For those of us who have family members with dementia who did not plan ahead, you often feel like you are stumbling through the dark, hoping you are doing the right thing, but the uncertainty can haunt you in the middle of the night. My dad was afraid of dying, but if he could have understood what his sad reality was going to be with Alzheimer’s, would he have been more inclined to be a DNR? I’m not sure, but I am plagued by what the doctor on duty at the nursing home said the day Dad died. The DNR instructions from the hospital did not make it to the new facility, and the doctor said he thinks the EMS worker broke Dad’s ribs when performing CPR on him. That should not have happened. We as a family should have triple-checked about the DNR order. That’s why it is so vital to discuss these things before an emergency arises, because no one is in a proper frame of mind at that point.

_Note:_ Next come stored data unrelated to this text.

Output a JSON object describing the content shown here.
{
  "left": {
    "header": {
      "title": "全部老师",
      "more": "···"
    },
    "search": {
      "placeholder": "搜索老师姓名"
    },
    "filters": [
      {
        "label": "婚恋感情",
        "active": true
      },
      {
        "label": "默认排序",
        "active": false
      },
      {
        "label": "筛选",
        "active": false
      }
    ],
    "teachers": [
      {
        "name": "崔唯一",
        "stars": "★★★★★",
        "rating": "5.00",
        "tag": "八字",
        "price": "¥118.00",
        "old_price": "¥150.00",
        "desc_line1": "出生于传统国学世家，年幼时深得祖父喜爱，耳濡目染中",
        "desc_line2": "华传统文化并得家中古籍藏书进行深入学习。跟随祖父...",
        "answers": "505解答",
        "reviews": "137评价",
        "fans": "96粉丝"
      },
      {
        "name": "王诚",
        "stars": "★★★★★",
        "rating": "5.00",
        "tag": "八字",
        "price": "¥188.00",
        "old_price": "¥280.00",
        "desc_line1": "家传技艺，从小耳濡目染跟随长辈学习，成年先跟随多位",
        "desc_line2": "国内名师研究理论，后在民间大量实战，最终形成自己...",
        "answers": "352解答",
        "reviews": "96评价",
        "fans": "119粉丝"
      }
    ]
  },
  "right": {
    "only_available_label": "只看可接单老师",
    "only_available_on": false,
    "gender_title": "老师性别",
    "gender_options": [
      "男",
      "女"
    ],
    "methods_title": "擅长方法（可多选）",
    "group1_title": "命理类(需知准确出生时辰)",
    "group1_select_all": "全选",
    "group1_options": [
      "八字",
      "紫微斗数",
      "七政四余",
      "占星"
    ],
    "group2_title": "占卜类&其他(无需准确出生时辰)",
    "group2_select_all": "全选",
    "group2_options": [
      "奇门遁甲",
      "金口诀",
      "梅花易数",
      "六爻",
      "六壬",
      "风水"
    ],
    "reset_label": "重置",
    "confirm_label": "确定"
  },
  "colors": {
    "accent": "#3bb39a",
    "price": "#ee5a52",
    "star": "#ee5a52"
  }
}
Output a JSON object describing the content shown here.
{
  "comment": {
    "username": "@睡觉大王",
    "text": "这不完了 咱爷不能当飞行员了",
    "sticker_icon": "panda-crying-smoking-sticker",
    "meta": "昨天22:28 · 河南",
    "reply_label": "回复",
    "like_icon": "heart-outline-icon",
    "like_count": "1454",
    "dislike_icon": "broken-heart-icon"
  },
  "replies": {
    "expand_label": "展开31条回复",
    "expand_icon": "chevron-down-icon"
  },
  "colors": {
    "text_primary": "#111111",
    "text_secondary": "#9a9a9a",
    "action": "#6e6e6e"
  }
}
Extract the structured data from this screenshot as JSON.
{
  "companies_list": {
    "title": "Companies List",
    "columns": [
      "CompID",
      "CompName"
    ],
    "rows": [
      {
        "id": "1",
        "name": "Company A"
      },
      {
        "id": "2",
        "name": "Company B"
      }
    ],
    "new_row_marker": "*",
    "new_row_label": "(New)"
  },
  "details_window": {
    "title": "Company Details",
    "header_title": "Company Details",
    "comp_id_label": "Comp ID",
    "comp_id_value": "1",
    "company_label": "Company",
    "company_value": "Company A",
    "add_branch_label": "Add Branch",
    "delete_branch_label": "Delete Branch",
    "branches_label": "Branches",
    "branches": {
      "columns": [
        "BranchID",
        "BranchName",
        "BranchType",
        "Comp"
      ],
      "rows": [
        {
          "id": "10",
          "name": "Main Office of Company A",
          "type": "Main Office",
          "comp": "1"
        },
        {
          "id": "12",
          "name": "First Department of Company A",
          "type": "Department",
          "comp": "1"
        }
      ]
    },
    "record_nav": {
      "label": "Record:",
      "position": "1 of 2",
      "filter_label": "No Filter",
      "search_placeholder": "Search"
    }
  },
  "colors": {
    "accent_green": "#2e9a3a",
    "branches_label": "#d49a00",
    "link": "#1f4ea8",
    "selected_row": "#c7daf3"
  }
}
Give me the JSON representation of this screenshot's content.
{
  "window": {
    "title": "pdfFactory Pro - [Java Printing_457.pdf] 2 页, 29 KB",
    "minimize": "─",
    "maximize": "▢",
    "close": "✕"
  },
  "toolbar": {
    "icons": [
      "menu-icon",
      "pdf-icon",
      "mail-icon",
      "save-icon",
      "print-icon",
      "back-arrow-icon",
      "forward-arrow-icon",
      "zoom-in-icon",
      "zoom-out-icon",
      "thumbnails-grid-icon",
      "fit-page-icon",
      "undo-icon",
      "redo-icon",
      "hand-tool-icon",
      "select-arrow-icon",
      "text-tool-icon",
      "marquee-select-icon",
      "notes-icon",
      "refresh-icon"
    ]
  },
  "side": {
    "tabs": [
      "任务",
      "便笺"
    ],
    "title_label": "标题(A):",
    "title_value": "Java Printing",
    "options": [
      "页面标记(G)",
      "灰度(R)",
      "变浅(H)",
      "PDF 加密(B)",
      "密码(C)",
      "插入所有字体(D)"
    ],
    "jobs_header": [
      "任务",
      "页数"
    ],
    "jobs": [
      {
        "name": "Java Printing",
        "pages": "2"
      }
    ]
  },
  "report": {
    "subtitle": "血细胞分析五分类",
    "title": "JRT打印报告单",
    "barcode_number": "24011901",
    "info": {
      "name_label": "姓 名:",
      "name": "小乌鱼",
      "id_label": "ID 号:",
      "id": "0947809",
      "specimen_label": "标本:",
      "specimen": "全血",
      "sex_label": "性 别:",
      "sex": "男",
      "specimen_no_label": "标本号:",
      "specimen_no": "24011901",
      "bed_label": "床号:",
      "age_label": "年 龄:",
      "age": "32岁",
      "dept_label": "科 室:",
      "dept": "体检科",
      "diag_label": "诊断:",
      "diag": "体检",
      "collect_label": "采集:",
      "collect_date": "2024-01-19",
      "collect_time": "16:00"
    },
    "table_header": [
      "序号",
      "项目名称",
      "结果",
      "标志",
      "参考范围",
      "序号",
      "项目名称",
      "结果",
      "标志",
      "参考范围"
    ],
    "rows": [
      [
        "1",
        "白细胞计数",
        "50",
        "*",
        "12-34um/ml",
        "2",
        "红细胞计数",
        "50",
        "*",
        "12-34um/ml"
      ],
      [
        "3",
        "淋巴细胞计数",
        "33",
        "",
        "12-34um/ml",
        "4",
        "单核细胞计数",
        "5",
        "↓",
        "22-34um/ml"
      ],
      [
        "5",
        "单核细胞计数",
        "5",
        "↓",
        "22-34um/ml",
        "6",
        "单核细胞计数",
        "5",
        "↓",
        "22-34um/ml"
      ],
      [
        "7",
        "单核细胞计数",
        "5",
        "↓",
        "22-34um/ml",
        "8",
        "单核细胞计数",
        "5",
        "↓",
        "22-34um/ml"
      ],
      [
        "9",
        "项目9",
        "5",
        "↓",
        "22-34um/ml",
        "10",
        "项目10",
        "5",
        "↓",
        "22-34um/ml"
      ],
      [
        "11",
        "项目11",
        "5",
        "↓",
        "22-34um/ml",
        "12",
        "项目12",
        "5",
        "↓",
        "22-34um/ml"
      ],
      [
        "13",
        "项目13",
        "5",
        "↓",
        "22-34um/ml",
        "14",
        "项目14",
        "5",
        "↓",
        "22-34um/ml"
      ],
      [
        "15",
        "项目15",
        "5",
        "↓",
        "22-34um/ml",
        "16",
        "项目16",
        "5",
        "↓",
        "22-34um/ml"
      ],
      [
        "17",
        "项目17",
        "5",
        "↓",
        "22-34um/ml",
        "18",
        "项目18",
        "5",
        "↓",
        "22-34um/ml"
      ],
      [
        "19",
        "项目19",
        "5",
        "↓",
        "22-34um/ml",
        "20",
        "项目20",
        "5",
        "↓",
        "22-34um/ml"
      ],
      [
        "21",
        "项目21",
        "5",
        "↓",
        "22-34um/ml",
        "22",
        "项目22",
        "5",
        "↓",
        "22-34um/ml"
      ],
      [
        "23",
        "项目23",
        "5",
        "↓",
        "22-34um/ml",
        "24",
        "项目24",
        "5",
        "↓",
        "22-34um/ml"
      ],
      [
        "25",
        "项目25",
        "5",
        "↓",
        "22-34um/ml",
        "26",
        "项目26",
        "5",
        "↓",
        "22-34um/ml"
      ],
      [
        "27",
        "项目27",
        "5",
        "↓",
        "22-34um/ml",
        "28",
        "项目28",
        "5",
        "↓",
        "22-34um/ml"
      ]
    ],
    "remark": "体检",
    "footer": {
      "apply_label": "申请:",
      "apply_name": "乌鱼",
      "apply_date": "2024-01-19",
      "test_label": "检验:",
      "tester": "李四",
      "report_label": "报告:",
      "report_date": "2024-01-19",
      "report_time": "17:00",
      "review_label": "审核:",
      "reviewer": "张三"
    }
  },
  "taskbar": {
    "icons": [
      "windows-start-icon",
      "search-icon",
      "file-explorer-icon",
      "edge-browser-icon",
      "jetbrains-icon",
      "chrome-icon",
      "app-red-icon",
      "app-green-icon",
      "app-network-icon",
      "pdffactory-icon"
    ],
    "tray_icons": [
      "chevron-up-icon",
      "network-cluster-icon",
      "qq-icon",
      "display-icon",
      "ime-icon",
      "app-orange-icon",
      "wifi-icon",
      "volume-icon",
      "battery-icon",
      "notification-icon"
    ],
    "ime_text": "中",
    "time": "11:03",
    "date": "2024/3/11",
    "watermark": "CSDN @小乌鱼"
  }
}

What tactics have worked in your family to discuss these sensitive end-of-life topics?
Today, Mom filled out the power of attorney forms. I’m now in charge of the important decisions concerning her life. If there is a bright side, it’s that Mom knows it’s necessary and trusts me completely. I know for many families, it can be a real struggle. Who wants to admit that they can’t manage their own lives anymore?
Mom did ask if the power of attorney could be reversed if a miracle happened and she becomes like she was before. She was assured that she could revoke it at any time. I joked with her, “Sure, if you really want to start dealing with all of those bills again.”
I’m sure Mom would like nothing more than to return to her own boring, routine life. (I know I would love to return to mine.)
Still, at least we are taking the proper steps now, unlike we did with Dad. No will, no power of attorney with Dad. There’s so much red tape, and so many hoops that you have to jump through when you don’t fill out simple paperwork before you get sick. His bank accounts are still sitting there in limbo, and we certainly could use those funds now, as Mom is entering her last week of rehab that’s covered by Medicare.
The future … that remains a question mark.